A metà ottobre, il governo ha annunciato che sta lavorando a nuovi incentivi per utilizzare il biometano nelle industrie energivore, nella stessa ottica dell’energy release per le aziende con elevati consumi di elettricità. Secondo lei che forma potrebbe prendere questo incentivo e che caratteristiche dovrebbe avere per essere efficace?

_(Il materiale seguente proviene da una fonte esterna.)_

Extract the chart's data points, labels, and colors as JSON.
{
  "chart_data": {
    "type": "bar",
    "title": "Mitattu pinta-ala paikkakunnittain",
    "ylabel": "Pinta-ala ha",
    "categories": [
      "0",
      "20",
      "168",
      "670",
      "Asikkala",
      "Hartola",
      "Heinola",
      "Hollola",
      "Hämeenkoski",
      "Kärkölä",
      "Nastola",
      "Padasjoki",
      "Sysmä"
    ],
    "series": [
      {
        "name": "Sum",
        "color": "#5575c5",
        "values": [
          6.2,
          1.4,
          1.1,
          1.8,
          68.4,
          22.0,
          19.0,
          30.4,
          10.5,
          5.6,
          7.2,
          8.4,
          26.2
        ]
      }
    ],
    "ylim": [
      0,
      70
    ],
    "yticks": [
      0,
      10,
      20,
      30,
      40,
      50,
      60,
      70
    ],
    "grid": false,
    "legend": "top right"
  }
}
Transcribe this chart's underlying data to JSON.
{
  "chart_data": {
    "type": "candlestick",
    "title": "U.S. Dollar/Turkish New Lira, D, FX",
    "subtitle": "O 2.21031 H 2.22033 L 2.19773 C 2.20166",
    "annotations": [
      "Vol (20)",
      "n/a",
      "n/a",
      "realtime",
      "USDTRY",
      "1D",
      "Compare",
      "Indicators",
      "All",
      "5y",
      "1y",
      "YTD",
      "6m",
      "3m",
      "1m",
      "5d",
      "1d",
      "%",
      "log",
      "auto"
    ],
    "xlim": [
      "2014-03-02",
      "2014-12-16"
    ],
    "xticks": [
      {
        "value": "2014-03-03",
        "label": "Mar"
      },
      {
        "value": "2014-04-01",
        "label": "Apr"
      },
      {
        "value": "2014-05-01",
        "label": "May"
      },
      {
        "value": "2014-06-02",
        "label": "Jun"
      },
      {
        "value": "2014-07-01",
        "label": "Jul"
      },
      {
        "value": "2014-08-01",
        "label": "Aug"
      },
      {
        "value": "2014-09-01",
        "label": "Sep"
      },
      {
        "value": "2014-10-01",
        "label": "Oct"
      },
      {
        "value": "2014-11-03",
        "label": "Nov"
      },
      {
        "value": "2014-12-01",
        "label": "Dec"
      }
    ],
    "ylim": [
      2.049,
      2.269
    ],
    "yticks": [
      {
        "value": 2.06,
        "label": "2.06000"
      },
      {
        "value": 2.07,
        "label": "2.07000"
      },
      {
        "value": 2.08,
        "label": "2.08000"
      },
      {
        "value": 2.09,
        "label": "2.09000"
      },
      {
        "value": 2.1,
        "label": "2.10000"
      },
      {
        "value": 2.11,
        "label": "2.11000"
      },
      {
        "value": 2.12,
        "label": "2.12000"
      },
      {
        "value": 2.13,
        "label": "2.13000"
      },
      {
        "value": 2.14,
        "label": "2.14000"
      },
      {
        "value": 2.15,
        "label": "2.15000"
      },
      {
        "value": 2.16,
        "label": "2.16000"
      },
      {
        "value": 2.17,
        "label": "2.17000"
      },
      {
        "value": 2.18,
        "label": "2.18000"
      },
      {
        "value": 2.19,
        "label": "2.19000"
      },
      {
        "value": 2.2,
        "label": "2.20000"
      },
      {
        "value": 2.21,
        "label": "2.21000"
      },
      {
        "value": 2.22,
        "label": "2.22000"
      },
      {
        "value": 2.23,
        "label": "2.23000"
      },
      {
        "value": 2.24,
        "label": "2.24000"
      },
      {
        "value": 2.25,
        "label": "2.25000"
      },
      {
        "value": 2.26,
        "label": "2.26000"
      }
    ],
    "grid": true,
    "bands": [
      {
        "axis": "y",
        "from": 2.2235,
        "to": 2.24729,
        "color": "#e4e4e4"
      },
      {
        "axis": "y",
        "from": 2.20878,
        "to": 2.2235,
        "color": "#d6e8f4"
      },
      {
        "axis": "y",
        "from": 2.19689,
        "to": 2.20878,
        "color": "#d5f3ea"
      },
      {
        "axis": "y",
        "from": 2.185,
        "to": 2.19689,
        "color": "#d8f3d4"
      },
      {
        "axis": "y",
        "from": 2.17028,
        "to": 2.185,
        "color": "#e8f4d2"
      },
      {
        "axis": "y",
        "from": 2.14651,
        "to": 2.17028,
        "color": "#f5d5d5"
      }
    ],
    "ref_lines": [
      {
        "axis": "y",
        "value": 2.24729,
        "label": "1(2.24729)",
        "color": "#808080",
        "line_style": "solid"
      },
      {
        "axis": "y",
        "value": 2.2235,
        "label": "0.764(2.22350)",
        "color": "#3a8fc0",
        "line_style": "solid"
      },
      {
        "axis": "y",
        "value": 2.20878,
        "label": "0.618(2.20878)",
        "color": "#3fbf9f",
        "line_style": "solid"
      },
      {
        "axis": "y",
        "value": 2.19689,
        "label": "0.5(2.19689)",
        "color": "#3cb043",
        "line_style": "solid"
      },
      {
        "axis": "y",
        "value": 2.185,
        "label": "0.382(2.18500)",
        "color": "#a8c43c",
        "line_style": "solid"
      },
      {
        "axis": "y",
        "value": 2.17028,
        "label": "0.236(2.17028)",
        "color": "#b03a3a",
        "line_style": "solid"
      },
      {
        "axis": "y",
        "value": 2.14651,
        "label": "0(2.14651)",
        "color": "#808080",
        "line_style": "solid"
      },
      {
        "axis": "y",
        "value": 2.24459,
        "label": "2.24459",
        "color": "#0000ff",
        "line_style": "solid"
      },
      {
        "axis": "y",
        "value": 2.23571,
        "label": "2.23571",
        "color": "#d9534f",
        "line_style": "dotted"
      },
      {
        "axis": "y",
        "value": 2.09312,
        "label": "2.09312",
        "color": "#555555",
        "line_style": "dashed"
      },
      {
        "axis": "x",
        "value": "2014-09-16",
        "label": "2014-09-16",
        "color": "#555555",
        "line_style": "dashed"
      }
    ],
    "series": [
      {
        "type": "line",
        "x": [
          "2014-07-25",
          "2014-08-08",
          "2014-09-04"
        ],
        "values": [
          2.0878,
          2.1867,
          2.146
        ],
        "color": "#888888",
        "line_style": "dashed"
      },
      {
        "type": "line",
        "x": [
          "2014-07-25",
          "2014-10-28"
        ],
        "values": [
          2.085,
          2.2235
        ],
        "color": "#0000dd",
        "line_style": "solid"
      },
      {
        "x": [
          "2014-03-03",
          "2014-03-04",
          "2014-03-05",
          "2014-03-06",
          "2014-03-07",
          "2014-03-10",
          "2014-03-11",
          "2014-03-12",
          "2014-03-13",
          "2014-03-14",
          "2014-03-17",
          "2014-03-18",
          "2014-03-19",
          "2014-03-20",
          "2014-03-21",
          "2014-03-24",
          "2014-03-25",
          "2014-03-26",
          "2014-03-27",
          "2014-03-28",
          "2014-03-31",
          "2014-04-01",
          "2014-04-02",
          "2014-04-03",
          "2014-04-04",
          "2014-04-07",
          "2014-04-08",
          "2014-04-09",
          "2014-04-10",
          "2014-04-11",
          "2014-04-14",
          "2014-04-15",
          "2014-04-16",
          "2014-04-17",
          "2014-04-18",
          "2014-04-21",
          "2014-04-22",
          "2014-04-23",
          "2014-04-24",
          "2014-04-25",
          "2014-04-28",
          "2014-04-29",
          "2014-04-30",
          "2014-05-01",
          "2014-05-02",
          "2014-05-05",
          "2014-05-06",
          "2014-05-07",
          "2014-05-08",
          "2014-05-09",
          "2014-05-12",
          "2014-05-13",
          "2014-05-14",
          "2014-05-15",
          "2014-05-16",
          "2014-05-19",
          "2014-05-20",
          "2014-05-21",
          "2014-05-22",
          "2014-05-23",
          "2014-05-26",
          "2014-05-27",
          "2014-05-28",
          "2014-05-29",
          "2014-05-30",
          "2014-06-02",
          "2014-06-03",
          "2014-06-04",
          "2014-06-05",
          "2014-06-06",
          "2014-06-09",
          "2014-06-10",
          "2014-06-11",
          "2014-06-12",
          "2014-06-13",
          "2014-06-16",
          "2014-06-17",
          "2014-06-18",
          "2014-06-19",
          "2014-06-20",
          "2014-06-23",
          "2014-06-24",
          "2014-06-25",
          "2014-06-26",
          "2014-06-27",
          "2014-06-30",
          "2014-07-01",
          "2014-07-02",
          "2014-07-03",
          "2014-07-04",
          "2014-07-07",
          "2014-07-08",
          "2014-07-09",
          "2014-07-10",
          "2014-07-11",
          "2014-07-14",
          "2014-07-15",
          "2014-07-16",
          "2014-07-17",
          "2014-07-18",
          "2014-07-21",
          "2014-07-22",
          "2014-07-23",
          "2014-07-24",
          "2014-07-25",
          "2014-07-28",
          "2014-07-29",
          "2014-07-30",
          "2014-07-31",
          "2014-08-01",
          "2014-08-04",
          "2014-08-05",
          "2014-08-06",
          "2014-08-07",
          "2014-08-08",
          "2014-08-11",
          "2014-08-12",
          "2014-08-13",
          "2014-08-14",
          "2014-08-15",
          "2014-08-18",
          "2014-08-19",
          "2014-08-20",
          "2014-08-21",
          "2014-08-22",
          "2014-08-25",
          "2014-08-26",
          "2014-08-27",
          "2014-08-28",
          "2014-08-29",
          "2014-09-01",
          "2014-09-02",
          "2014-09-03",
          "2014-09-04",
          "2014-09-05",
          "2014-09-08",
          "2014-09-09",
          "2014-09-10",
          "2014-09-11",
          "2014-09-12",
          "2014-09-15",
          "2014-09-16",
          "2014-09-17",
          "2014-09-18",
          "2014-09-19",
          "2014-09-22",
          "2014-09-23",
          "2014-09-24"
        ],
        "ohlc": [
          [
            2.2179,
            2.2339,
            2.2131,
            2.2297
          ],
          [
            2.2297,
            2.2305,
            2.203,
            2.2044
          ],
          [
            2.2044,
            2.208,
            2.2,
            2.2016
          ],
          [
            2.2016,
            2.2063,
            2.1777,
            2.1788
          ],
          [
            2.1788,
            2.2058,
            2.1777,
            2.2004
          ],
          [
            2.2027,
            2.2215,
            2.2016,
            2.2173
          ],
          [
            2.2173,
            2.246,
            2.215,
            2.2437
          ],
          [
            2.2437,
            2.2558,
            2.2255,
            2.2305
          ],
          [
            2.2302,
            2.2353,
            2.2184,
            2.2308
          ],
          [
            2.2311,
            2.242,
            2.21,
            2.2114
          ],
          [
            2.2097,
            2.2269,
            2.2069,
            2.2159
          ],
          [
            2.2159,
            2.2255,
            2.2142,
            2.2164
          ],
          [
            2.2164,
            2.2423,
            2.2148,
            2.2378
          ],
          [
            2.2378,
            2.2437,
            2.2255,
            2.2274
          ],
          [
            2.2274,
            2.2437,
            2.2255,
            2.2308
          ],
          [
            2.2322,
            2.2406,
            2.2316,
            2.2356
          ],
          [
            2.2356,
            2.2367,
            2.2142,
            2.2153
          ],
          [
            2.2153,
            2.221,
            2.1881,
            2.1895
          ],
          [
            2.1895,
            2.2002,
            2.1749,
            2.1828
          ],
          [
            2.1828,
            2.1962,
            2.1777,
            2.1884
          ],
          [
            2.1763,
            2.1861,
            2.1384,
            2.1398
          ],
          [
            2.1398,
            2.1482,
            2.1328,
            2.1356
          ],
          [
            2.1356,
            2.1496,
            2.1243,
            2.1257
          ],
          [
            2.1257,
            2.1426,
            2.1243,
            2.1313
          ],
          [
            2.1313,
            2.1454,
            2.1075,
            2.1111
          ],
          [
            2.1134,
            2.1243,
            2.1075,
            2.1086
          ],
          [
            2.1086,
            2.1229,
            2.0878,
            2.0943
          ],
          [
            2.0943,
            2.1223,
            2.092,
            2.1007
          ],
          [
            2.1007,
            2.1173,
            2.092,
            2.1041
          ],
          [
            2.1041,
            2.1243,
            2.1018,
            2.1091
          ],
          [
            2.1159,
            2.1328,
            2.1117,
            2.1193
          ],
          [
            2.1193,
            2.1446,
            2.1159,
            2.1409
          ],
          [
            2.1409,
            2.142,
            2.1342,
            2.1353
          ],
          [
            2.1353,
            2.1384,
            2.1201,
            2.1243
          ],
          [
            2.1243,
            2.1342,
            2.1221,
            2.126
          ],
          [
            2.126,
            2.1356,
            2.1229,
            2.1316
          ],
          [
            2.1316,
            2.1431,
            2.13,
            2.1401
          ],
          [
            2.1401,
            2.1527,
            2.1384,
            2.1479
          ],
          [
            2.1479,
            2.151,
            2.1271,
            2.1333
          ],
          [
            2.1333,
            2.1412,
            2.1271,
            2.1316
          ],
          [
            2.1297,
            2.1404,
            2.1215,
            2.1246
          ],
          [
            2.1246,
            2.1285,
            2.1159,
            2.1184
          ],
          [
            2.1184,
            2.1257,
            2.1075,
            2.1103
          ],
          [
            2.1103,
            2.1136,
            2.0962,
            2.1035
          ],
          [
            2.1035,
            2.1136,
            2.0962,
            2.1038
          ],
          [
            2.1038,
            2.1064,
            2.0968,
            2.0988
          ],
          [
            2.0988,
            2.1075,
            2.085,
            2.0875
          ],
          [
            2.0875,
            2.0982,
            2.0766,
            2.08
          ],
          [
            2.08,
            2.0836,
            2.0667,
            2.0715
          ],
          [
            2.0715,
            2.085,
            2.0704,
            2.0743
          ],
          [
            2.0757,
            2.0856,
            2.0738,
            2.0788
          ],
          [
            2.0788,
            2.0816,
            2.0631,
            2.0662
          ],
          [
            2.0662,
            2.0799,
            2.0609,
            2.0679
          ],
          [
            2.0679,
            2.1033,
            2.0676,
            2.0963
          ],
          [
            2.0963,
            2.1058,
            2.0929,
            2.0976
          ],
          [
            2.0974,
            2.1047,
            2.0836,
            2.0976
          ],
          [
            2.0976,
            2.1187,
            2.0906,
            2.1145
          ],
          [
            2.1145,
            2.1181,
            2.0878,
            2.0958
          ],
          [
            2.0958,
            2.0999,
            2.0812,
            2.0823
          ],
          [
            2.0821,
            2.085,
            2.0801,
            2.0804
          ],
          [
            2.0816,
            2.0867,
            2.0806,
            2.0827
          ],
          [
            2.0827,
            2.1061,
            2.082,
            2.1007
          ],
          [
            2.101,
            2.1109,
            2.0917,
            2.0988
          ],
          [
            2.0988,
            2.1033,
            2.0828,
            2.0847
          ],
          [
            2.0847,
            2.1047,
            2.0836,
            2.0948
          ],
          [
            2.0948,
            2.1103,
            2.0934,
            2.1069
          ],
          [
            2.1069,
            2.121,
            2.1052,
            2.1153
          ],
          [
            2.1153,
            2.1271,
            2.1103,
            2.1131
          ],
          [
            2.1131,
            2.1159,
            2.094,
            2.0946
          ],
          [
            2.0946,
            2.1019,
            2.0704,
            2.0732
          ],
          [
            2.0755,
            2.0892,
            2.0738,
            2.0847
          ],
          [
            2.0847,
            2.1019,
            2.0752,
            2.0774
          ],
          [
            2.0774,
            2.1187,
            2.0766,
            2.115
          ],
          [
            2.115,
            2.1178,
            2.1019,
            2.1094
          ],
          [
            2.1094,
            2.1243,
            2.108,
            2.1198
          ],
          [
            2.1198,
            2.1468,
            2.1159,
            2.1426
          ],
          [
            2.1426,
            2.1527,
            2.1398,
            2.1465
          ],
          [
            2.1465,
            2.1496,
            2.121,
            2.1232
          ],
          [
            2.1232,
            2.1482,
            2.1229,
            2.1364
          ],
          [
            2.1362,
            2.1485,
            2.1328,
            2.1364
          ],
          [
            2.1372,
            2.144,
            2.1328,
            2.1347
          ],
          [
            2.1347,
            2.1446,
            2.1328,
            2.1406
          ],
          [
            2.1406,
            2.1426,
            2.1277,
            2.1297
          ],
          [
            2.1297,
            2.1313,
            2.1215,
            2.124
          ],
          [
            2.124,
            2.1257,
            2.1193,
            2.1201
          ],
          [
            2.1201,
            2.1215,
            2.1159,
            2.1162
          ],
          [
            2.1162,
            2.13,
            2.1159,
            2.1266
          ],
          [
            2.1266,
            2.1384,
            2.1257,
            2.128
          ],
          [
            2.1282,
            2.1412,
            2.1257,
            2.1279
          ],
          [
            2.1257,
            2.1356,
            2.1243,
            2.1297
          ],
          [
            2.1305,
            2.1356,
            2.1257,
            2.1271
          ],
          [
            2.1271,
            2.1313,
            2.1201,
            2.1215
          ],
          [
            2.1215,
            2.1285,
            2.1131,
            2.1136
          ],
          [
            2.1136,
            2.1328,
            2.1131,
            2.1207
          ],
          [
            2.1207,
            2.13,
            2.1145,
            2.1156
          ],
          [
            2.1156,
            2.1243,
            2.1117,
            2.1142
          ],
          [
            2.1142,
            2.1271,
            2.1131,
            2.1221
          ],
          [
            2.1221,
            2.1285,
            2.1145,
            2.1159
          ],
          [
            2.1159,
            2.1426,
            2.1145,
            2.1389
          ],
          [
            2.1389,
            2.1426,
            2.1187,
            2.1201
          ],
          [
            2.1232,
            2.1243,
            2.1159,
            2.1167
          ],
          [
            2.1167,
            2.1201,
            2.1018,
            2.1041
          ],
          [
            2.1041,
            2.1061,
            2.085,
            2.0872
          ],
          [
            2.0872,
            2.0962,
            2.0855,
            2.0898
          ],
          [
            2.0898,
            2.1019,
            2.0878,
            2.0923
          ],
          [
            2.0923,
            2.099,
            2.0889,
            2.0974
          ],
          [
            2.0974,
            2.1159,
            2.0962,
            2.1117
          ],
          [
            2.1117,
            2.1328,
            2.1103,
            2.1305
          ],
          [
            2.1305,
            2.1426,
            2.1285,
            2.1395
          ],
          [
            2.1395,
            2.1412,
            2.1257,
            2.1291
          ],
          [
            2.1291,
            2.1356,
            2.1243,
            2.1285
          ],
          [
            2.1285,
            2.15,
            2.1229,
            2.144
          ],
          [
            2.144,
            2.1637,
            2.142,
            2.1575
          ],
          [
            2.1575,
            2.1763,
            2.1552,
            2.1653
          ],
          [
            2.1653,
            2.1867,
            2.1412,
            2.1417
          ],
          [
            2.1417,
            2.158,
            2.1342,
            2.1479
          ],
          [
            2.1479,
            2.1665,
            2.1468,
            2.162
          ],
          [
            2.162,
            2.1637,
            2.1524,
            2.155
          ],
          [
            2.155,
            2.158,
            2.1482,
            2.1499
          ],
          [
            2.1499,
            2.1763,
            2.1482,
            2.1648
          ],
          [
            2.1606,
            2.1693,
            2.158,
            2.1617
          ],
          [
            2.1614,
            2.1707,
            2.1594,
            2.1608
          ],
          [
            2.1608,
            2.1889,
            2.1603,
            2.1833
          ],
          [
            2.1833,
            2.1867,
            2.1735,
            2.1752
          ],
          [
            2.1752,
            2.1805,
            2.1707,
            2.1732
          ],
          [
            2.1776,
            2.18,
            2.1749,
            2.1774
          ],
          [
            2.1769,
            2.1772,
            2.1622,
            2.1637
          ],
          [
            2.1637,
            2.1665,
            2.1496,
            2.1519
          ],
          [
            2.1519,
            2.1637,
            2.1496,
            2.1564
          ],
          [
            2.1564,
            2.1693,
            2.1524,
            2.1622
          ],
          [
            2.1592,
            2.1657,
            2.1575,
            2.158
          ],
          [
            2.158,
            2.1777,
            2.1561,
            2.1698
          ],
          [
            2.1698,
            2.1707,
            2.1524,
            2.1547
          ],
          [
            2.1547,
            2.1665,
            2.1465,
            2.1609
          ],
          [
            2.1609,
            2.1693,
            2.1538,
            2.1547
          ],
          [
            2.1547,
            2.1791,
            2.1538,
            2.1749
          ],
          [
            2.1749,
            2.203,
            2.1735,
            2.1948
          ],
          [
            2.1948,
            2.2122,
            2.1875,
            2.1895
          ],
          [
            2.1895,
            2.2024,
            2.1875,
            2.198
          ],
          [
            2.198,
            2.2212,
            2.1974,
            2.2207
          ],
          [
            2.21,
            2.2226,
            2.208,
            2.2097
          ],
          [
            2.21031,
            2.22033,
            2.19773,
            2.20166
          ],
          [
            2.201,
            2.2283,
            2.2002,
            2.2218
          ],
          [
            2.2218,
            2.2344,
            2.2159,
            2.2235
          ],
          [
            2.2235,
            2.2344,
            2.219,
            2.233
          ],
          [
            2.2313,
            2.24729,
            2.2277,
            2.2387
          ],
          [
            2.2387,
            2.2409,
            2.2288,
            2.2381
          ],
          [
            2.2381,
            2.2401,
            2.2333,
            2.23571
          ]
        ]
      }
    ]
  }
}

Riteniamo che per essere efficace debba favorire meccanismi e strumenti a mercato, soprattutto per la valorizzazione delle garanzie d’origine, e utilizzare indici di mercato liquidi, hedgeabili [cioè “coperti” dai rischi finanziari, ndr.] e largamente usati. È auspicabile che l’incentivo sia a lungo termine, per favorire pianificazione e investimenti industriali. È poi necessario prevedere meccanismi trasparenti e semplici per l’assegnazione dei fondi, che premino ad esempio i progetti più virtuosi che riescono ad abbattere negativamente la CO2 e consentire il ritiro e riutilizzo della CO2 biogenica.